|Pesce, John - IS/LPD/NIAID/NIH,BETHESDA|
|Kaviratne, Mallika - IS/LPD/NIAID/NIH,BETHESDA|
|Ramalingam, Thirumalai - IS/LPD/NAID/NIH,BETHESDA|
|Thompson, R - IS/LPD/NAID/NIH,BETHESDA|
|Cheever, Allen - BIOMEDICAL RESEARCH INST|
|Young, Deborah - WYETH RESRCH,CAMBRIDGE,MA|
|Collins, Mary - WYETH RESEARCH, CAMBRIDGE|
|Grusby, Michael - IS/LPD/NIAID/NIH,BETHESDA|
|Wynn, Thomas - IS/LPD/NAID/NIH,BETHESDA|
Submitted to: Journal of Clinical Investigation
Publication Type: Peer Reviewed Journal
Publication Acceptance Date: May 15, 2005
Publication Date: July 3, 2005
Citation: Pesce, J., Kaviratne, M., Ramalingam, T., Thompson, R.W., Urban Jr, J.F., Cheever, A., Young, D., Collins, M., Grusby, M., Wynn, T. 2006. The IL-21 receptor auguments Th2 effector function and alternative macrophage activation. Journal of Clinical Investigation. 116(7):2044-2055. Interpretive Summary: Parasitic helminth infections and allergen-induced hypersensitivity initiate the expression of a pattern of protein messenger molecules or cytokines that activate local allergic disease. Expression of these molecules in the intestine can have profound immediate effects on nutrient absorption and metabolism, and long term effects on tissue fibrosis and remodeling that generally affect intestinal function. We have characterized the induction of cytokines IL-4 and IL-13 during parasitic infection and their interaction with their receptors on immune cells and intestinal tissues. Local expression of IL-4 and IL-13 can affect smooth muscle contractility and epithelial secretion and absorption via receptors expressed on selected cell types. The recently characterized IL-21 cytokine and its receptor have structural similarity to IL-4 and it is hypothesized to affect the response to parasitic infection. We have demonstrated that IL-21 levels are increased during parasitic worm infection and can affect the development of fibrotic responses in the liver and lung as the parasites invades. It remains to be determined if IL-12 induction can also affect intestinal responses to infection and regulate nutrient uptake and metabolism. These results place IL-21 into a family of cytokines that regulate allergic disease and tissue remodeling and will help to determine if strategies to control the expression of IL-21 can improve lung, liver and intestinal function without negatively affecting the elimination of the infection. This work is important to scientists that study the interaction between infectious disease and appropriate immune function.

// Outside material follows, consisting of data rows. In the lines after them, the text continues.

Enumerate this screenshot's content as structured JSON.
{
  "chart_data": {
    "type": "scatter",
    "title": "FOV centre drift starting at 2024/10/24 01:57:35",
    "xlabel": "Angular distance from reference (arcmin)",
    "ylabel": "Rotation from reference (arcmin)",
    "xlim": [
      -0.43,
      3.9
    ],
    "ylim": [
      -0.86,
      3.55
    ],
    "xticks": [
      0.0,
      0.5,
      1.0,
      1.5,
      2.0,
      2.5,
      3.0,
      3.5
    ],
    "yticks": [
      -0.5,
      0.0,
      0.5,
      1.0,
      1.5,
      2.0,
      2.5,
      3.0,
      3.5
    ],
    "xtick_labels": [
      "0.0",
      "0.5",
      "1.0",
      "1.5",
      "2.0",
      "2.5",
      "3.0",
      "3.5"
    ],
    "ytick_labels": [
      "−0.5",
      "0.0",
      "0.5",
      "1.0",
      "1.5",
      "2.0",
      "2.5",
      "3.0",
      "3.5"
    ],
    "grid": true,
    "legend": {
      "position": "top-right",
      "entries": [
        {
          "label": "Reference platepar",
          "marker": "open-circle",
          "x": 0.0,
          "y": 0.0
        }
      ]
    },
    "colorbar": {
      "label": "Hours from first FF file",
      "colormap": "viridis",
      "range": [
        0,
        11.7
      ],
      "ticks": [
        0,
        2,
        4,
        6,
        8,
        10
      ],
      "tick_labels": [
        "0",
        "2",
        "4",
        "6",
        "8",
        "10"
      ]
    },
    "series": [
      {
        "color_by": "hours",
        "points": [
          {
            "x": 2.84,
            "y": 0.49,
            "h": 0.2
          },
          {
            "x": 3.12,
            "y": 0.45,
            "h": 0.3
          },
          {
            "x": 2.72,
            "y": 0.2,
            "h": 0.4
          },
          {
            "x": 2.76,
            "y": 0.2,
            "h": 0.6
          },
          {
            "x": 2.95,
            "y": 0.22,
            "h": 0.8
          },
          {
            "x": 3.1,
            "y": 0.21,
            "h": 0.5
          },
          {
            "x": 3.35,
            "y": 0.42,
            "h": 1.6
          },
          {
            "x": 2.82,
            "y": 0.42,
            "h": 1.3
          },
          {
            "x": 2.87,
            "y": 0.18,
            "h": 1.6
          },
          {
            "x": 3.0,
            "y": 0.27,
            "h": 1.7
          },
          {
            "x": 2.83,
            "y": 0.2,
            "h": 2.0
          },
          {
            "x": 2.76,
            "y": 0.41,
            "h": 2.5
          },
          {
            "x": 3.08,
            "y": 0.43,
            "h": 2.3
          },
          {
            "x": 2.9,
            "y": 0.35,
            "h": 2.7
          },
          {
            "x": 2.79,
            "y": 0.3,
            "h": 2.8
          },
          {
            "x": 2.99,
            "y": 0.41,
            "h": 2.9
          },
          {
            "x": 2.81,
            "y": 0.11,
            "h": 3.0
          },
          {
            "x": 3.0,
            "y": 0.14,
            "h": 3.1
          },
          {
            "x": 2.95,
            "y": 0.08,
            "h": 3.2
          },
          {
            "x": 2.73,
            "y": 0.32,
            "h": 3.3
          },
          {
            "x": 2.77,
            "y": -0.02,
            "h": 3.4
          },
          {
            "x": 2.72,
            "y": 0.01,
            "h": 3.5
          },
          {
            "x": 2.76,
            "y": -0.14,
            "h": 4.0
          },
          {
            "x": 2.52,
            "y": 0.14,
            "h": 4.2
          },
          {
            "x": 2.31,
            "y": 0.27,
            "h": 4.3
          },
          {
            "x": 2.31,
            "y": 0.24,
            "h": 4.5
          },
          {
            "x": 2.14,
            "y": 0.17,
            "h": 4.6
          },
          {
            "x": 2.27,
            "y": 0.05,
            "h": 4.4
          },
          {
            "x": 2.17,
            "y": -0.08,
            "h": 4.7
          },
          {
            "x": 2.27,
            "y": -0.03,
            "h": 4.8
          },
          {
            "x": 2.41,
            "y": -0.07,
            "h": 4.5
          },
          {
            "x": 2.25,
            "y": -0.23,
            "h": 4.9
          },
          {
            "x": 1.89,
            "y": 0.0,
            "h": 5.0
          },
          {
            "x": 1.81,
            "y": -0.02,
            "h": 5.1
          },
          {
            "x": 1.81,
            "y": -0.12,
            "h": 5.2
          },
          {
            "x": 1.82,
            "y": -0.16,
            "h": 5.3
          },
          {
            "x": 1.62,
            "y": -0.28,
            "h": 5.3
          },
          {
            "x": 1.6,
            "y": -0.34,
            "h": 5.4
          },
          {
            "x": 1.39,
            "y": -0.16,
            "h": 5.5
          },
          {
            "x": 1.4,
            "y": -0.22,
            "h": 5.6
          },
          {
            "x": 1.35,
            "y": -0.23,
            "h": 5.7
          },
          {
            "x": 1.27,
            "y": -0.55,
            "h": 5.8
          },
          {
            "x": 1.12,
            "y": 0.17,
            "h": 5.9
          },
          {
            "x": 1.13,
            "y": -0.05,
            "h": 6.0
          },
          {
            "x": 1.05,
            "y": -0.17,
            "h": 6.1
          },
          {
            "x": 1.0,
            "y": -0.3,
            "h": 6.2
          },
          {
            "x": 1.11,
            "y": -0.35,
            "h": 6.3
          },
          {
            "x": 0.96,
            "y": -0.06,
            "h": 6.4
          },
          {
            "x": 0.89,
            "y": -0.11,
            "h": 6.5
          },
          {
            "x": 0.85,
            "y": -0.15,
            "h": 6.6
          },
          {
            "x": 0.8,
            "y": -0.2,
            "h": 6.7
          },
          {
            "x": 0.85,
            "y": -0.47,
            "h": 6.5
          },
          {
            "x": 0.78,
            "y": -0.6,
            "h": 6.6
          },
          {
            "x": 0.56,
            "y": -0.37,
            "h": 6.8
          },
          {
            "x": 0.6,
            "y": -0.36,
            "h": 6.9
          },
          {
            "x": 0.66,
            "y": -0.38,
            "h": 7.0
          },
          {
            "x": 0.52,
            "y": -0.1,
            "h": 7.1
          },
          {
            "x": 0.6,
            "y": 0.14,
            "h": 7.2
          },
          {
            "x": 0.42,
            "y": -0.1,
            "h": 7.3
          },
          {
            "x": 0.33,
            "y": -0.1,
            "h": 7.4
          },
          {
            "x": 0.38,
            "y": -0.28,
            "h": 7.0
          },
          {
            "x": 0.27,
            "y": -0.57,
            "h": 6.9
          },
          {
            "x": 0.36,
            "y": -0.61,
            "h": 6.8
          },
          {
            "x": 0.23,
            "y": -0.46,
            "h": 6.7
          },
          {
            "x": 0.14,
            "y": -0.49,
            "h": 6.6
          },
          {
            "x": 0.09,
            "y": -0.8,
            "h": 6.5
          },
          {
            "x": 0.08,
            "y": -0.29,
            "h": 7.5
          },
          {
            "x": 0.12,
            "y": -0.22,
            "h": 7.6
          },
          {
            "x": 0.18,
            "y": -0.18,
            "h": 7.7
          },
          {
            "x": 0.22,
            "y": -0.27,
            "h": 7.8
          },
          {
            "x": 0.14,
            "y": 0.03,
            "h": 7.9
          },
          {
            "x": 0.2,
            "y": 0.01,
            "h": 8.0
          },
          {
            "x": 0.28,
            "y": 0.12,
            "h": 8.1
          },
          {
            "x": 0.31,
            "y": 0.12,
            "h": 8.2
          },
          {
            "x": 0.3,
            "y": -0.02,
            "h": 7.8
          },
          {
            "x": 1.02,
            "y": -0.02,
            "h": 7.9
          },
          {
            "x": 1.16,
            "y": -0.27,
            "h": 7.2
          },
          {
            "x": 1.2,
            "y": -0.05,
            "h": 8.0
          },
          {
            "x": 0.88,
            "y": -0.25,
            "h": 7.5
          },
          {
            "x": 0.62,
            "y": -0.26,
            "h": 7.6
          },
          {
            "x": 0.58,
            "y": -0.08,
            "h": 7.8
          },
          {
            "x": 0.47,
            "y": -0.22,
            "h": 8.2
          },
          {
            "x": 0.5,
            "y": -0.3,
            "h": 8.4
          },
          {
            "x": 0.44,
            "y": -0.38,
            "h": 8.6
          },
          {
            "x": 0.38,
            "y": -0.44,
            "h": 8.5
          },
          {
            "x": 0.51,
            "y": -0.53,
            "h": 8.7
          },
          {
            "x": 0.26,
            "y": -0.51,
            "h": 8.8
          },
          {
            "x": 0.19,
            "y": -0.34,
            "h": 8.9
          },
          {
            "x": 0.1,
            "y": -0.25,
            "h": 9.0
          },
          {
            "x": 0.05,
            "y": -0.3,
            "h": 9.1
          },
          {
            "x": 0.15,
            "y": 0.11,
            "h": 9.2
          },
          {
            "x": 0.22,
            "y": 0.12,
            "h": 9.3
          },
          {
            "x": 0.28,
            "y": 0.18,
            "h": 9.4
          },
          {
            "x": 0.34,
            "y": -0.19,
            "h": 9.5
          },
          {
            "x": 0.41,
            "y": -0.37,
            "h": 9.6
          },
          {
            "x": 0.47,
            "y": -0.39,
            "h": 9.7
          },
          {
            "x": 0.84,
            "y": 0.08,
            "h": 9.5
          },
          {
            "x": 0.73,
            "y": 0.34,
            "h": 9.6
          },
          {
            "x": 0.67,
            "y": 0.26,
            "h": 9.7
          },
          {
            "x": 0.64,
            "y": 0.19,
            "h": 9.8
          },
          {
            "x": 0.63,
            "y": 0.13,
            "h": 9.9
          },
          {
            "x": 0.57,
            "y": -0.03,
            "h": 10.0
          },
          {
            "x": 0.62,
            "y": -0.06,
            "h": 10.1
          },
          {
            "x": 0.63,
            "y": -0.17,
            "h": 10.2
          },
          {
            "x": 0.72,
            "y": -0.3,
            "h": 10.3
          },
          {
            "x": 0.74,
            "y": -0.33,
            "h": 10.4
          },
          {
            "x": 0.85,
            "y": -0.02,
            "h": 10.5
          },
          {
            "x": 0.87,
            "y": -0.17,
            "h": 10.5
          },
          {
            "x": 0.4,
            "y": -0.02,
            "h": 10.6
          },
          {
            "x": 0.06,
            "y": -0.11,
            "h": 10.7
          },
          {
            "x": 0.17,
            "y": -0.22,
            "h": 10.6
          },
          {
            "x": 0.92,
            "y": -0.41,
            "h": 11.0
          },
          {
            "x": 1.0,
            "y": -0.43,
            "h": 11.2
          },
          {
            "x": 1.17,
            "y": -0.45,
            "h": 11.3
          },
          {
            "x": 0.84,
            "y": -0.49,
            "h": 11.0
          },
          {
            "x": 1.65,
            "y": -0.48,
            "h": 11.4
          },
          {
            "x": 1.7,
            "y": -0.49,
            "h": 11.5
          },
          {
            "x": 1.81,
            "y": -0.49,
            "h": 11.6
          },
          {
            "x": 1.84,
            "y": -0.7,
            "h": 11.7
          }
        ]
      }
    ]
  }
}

Technical Abstract: The IL-21 receptor (R) shows significant homology with the IL-4R. CD4+ Th2 cells can also produce IL-21. Here, we examine the impact of IL-21R-deficiency following infection with the TH2-inducing pathogens Schistosoma mansoni and Nippostrongylus brasiliensis. We show that granulomatous inflammation and liver fibrosis are significantly reduced in S. mansoni-infected IL-21R-/- mice. The impaired granulomatous response was associated with a marked reduction in type-2 cytokine expression and function, as evidenced by the attenuated IL-4, IL-13, AMCase, Ym1, and FIZZ1/RELMalpha responses in the tissues. A similarly impaired type-2 response was also observed following N. brasiliensis infection. In vitro, IL-21 significantly augmented IL-4Ralpha and IL-13Ralpha1 expression in macrophages, resulting in increased FIZZ1 and Arginase-1 expression following stimulation with IL-4 and IL-13. Thus, IL-21 signaling promotes alternative macrophage activation, which contributes to the development of chronic TH2-mediated inflammation and fibrosis.